New value added tax (VAT) rules for online shopping came into force this week. This development comes in the context of efforts to ensure a more level playing field for all businesses, simplify cross-border e-commerce and introduce greater transparency for EU shoppers in terms of prices and choice.
The EU VAT system was last updated in 1993 and has not kept pace with the rise of international e-commerce, which has transformed the retail sector in recent years. The coronavirus pandemic has also accelerated the boom in online retailing and confirmed the need for reform to ensure that VAT due on online sales is paid to the consumer’s country. The new regulation also responds to the need to simplify life for both buyers and traders,
and will affect online sellers and marketplaces or platforms, both inside and outside the EU, postal and courier companies, customs and tax administrations, and consumers.
What is changing?
As of July 1, 2021, several aspects of the application of VAT to online sales will change, regardless of whether consumers buy from traders inside or outside the EU:
Under the current system, goods with a value of less than €22 imported into the Union by non-EU businesses are exempt from VAT. From tomorrow, this exemption will be abolished so that VAT will be applied to all goods entering the EU, as is the case for goods sold by EU companies. Studies and experience have shown that this exemption is being abused, as unscrupulous sellers from outside the EU misleadingly label shipments of goods, such as smartphones, to benefit from the exemption. This loophole allows these companies to gain an advantage over their EU competitors and costs EU public finances some €7 billion a year due to fraud, increasing the tax burden for other taxpayers.

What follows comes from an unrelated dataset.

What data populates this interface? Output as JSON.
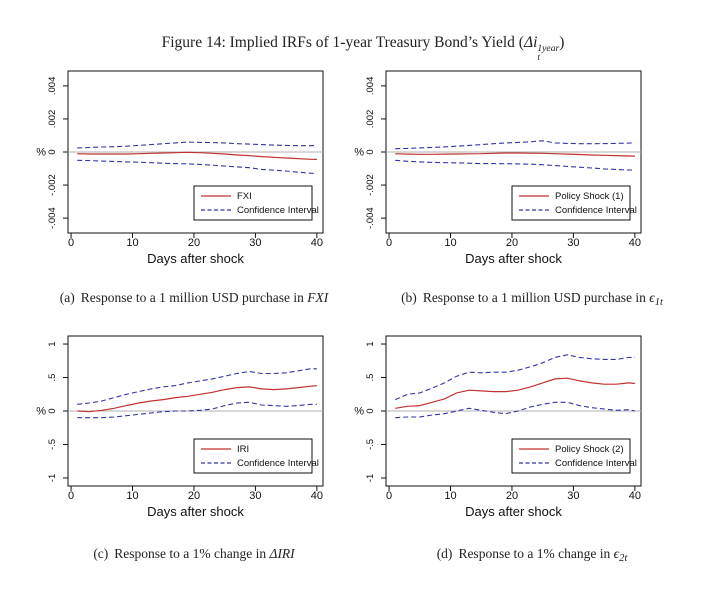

Currently, e-commerce sellers have to have their VAT number in each member state where they have a turnover above a certain overall threshold, which varies from country to country. From July 1, these different thresholds will be replaced by a common EU threshold of EUR 10,000, above which VAT will be payable in the Member State where the goods are delivered. To simplify life for these businesses and make it easier for them to sell in other Member States, online sellers can now register on an electronic portal called “One Stop Shop”, where they can fulfill all their VAT obligations for their sales throughout the EU. This €10 000 threshold is already applicable to e-services sold online since 2019.
Instead of facing cumbersome procedures in other countries, they can register in their own Member State and in their own language. Once registered, the online retailer can declare and pay VAT on all its sales in the EU by means of a quarterly return submitted through the one-stop shop. The One-Stop-Shop will then transmit the VAT to the relevant Member State.
Similarly, the introduction of a one-stop import shop for non-EU sellers will allow them to easily register for VAT in the EU and ensure that the correct amount of VAT reaches the relevant Member State. For consumers, this brings much more transparency. When buying from a non-EU seller or platform registered at the one-stop shop, VAT should be included in the price paid to the seller, which will put an end to requests from customs or courier companies for additional payment on arrival of the goods in the country of residence, as the VAT will already have been paid.
Many companies outside the EU have already registered with the one-stop import shop, including the world’s largest online marketplaces.